Le malade prendra-t-il, comme confidents de ses graves préoccupations, les personnes de son entourage immédiat, père, mère, mari, femme, etc.?

Quelle médiocre ressource!—Certes, ce n'est ni le dévouement, ni la bienveillance, ni la tendre affection qui font défaut aux membres de la famille; mais le malade se garde bien de leur confier ses chagrins intimes, d'abord par crainte de les alarmer, et ensuite parce qu'il sait d'avance ce que pourront lui dire ces personnes, qu'il connaît de tout temps. Qui alors? Le prêtre? Mais, bien souvent, le prêtre n'a pas ses entrées dans la maison; et même, s'il s'agit d'un malade dont l'état soit un peu inquiétant, la famille de celui-ci fait tout ce qu'elle peut pour retarder une visite qui risque de l'effrayer. Il sera bien temps d'appeler le prêtre quand le malade sera sans connaissance!

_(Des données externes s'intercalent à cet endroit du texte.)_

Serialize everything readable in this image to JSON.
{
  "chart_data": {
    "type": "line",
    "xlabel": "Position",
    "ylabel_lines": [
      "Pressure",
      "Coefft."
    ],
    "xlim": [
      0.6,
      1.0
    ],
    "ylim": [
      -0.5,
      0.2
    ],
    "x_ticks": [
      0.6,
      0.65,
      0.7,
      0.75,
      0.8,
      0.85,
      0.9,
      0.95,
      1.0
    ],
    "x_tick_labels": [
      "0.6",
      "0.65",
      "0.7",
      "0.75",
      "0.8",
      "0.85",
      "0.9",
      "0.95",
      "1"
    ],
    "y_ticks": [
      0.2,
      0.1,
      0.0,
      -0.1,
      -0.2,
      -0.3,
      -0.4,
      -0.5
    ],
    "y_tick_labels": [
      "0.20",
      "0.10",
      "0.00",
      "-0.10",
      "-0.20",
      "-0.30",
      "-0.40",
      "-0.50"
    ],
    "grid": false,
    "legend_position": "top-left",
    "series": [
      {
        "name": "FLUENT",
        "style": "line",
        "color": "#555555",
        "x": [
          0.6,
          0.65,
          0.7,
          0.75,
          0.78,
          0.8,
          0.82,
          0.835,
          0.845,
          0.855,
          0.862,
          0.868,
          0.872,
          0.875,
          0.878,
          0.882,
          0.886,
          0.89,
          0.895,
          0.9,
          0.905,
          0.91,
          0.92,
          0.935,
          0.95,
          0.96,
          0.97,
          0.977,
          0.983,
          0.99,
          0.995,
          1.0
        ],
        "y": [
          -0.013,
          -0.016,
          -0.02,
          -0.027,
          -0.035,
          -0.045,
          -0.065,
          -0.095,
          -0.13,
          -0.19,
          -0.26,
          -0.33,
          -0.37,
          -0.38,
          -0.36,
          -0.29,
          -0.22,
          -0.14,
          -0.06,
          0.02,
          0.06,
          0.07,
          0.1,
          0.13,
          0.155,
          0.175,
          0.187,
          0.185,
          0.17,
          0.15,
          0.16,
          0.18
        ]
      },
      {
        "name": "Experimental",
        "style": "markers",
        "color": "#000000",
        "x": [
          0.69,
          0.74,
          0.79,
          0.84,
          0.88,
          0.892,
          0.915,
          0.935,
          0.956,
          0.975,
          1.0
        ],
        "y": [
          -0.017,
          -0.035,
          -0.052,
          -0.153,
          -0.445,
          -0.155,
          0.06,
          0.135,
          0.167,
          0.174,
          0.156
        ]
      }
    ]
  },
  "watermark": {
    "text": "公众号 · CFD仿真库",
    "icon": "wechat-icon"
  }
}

Que reste-il donc?—Le médecin.

Le besoin qu'a de lui le malade, pour la santé de son corps, lui donne une influence et une autorité morales supérieures à celles mêmes des parents ou des amis les plus respectés. C'est à lui surtout que le malade est tenté de confier ses doutes, ses préoccupations d'au-delà, ses vagues espoirs, tout ce monde d'idées qui s'agitent en lui avec une abondance et une intensité inaccoutumées.

Au médecin, donc, d'être à la hauteur de sa tâche, sur ce domaine particulier de la psychothérapie, dont l'importance est souvent capitale.

Mais que doit-il faire? En présence d'un malade qu'il voit partagé entre des restes de foi plus ou moins effacés, et cet état d'incrédulité, active ou passive, qui est aujourd'hui si commun; en présence d'un malade qui, sans croire qu'il va mourir, craint cependant de mourir, et se demande avec angoisse si cette mort signifiera vraiment pour lui l'anéantissement éternel, ou bien s'il y a quelques chances qu'il retrouve ailleurs, avec une vie nouvelle, la société de ceux qu'il a le plus aimés sur cette terre; en présence d'un tel malade, que doit faire le médecin? Il faut que, dans ces graves circonstances, il ne perde jamais de vue que le malade est semblable à un noyé qui cherche à se raccrocher à la moindre branche de salut; si donc il n'a à lui offrir que de froides théories philosophiques, aboutissant à la désespérance finale, s'il est lui-même bien convaincu que la mort signifie, pour le malade, la fin absolue, et la séparation à jamais d'avec ce qui lui est cher, alors il fera mieux de se taire et de garder pour lui des doctrines qui, en admettant même qu'elles fussent exactes, ne pourraient être, ici, d'aucun réconfort. Ce dont le malade a besoin, c'est de soutien moral, c'est de foi, c'est surtout d'espérance. Or, où trouvera-t-il tout cela en dehors de la doctrine de celui qui a dit: «Venez à moi, vous tous qui souffrez, et je vous soulagerai?»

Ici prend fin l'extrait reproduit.